I attempted a long trail run Saturday morning. It's been awhile since I felt motivated to hit double-digit mileage on a run, but the "perfect storm" of new trail running shoes and a chance to hit some new-to-me trails presented itself. I couldn't resist.
I set out in Ed R. Levin County Park after dropping M at the Oakland Airport for a quick boys' weekend in Joshua Tree and Long Beach. I arrived at the park, on the outskirts of Milpitas, before 9 a.m. and paid the modest entry fee. Despite miles of trails wending up the grassy hillsides, the parking lots were empty. I felt surprised, but was excited to have the paths to myself.
I laced up new Project E-Motion N2 trail shoes by Pearl Izumi, decided against listening to music and popped a Hammer Endurolytes Fizz tablet in my water bottle. I had roughly planned a 9- to 12-mile adventure that would take me to Monument Peak and perhaps all the way to Mission Peak, in the adjacent Mission Peak Regional Preserve.
Unfortunately, it also was the morning after one of the first storms of the fall in the Bay Area and the rainfall (after so many months of so little) congealed the trail dust. Large signs declared the trails closed to bikes and horses because of the rain, a regulation I silently celebrated — I wouldn't have to contend with those trail users and I got a brief boost of confidence for being out there when cyclists and horsemen weren't.
Quickly, I realized the trails should also have been closed to runners and hikers. The mud sucked my shoes in, encasing them in a thick, sticky paste largely composed of decomposing horse shit. I paused to clean my shoes on a wooden fence, then continued my run. As the hill steepened, my feet slipped in the slick mud but I soldiered on.
A quarter-mile into the run, I encountered the first locked gate. Maybe this should have been a sign to turn back, but I assumed it was meant to keep those horses and bikes out. I just climbed it and used a rail to, again, clean mud from my shoes. I changed my mind when at the second locked gate, a long 15-minute mile farther up the trail. The trail conditions hadn't improved and likely wouldn't, even though the rain had let up and the sun was peeking through clouds. So I turned back, hopping a different gate to access a paved service road that led back to the parking lot.
Just before the parking lot, I detoured onto another trail that seemed less mucky than the first. Yeah right! Muckity muck mud everywhere. It felt like my shoes could be pulled right off my feet by the goop. On downhills, the mud naturally shook off of my shoes, and clumps of muddy horse poop flicked against my calves.
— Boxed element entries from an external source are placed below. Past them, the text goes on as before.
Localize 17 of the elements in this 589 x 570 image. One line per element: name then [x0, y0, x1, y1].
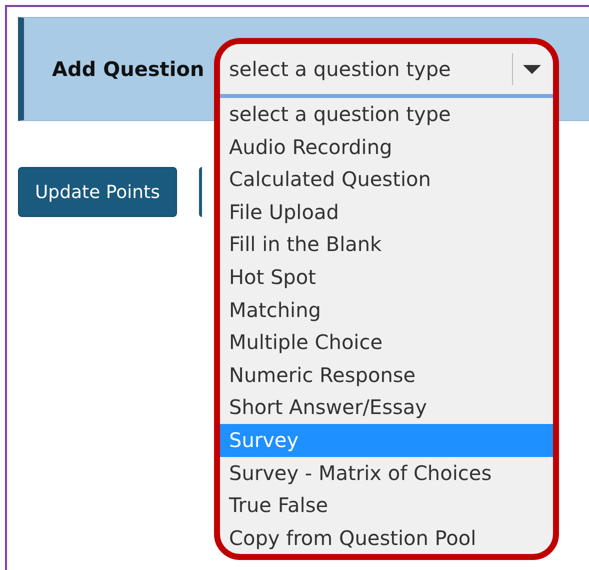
dropdown-option[interactable]: File Upload	[220, 196, 553, 228]
dropdown-option[interactable]: Matching	[220, 294, 553, 326]
dropdown-option[interactable]: Calculated Question	[220, 163, 553, 196]
dropdown-option[interactable]: Multiple Choice	[220, 326, 553, 359]
question-type-select[interactable]: select a question type	[220, 44, 553, 98]
dropdown-option[interactable]: Fill in the Blank	[220, 228, 553, 261]
dropdown-option[interactable]: Audio Recording	[220, 130, 553, 164]
dropdown-option[interactable]: True False	[220, 489, 553, 522]
dropdown-option[interactable]: Copy from Question Pool	[220, 522, 553, 554]
dropdown-option[interactable]: Numeric Response	[220, 358, 553, 392]
hidden-button[interactable]	[198, 167, 202, 217]
section-title: Add Question	[52, 56, 204, 83]
update-points-button[interactable]: Update Points	[18, 167, 177, 217]
dropdown-option[interactable]: Hot Spot	[220, 260, 553, 294]
dropdown-option[interactable]: select a question type	[220, 98, 553, 131]
dropdown-option[interactable]: Short Answer/Essay	[220, 391, 553, 424]
dropdown-option[interactable]: Survey - Matrix of Choices	[220, 456, 553, 490]
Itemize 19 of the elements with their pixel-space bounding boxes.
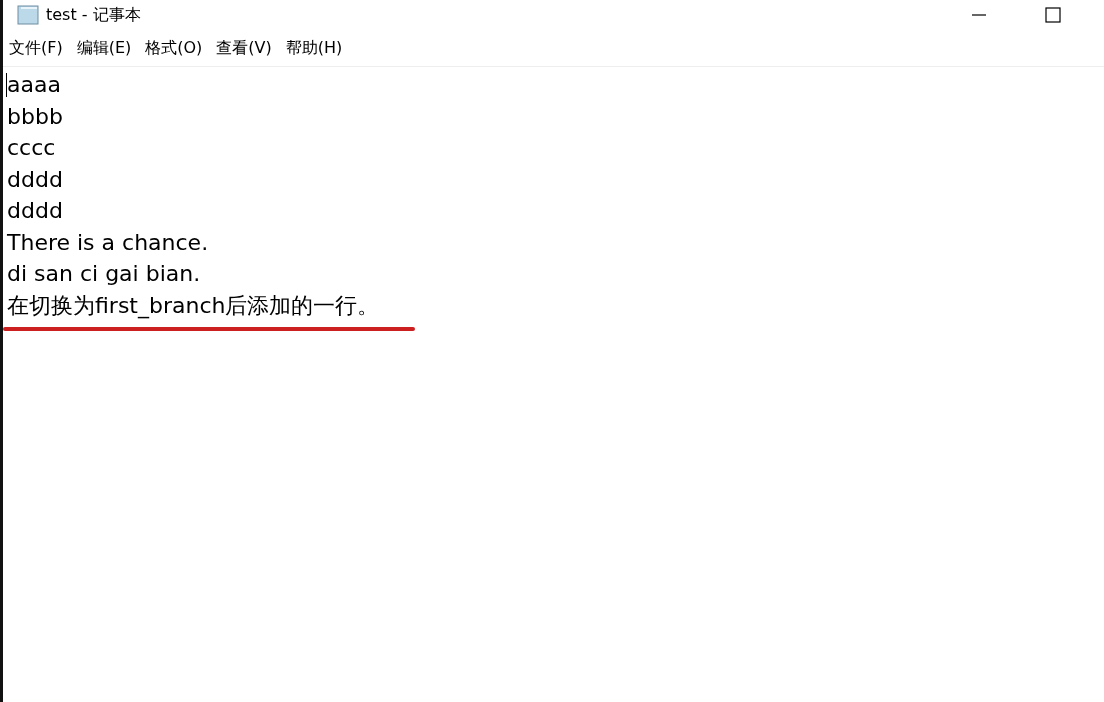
text-line: bbbb: [7, 102, 64, 131]
menu-item[interactable]: 格式(O): [145, 35, 203, 61]
window-title: test - 记事本: [46, 4, 142, 26]
text-line: There is a chance.: [7, 228, 210, 257]
text-editor[interactable]: aaaa bbbb cccc dddd dddd There is a chance. di san ci gai bian. 在切换为first_branch后添加的一行。: [3, 67, 1104, 331]
menu-item[interactable]: 文件(F): [9, 35, 63, 61]
notepad-icon: [17, 5, 39, 25]
text-line: cccc: [7, 134, 57, 162]
text-line: aaaa: [7, 71, 62, 99]
text-line: dddd: [7, 197, 64, 225]
menu-item[interactable]: 编辑(E): [76, 35, 132, 61]
menu-item[interactable]: 查看(V): [216, 35, 272, 61]
text-line: dddd: [7, 165, 64, 194]
text-line: di san ci gai bian.: [7, 260, 202, 288]
text-line: 在切换为first_branch后添加的一行。: [7, 291, 381, 321]
minimize-icon: [972, 14, 986, 16]
text-cursor: [6, 73, 7, 97]
maximize-icon: [1045, 7, 1061, 23]
menu-item[interactable]: 帮助(H): [285, 35, 343, 61]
Eventually, I found my way to manicured grass near the nearly-dry reservoir built for recreational fishing. I ran loops there to clean off the mud until I hit 4.5 miles. Unable to keep a pace in the extreme trail conditions, I called it.
I think I'll hit a favorite trail at The Forest of Nisene Marks State Park tomorrow morning before work. The rain improves those paths!
But Ed R. Levin County Park — I'll be back. A friend had recommended the trails there and they do look great, given the right weather conditions.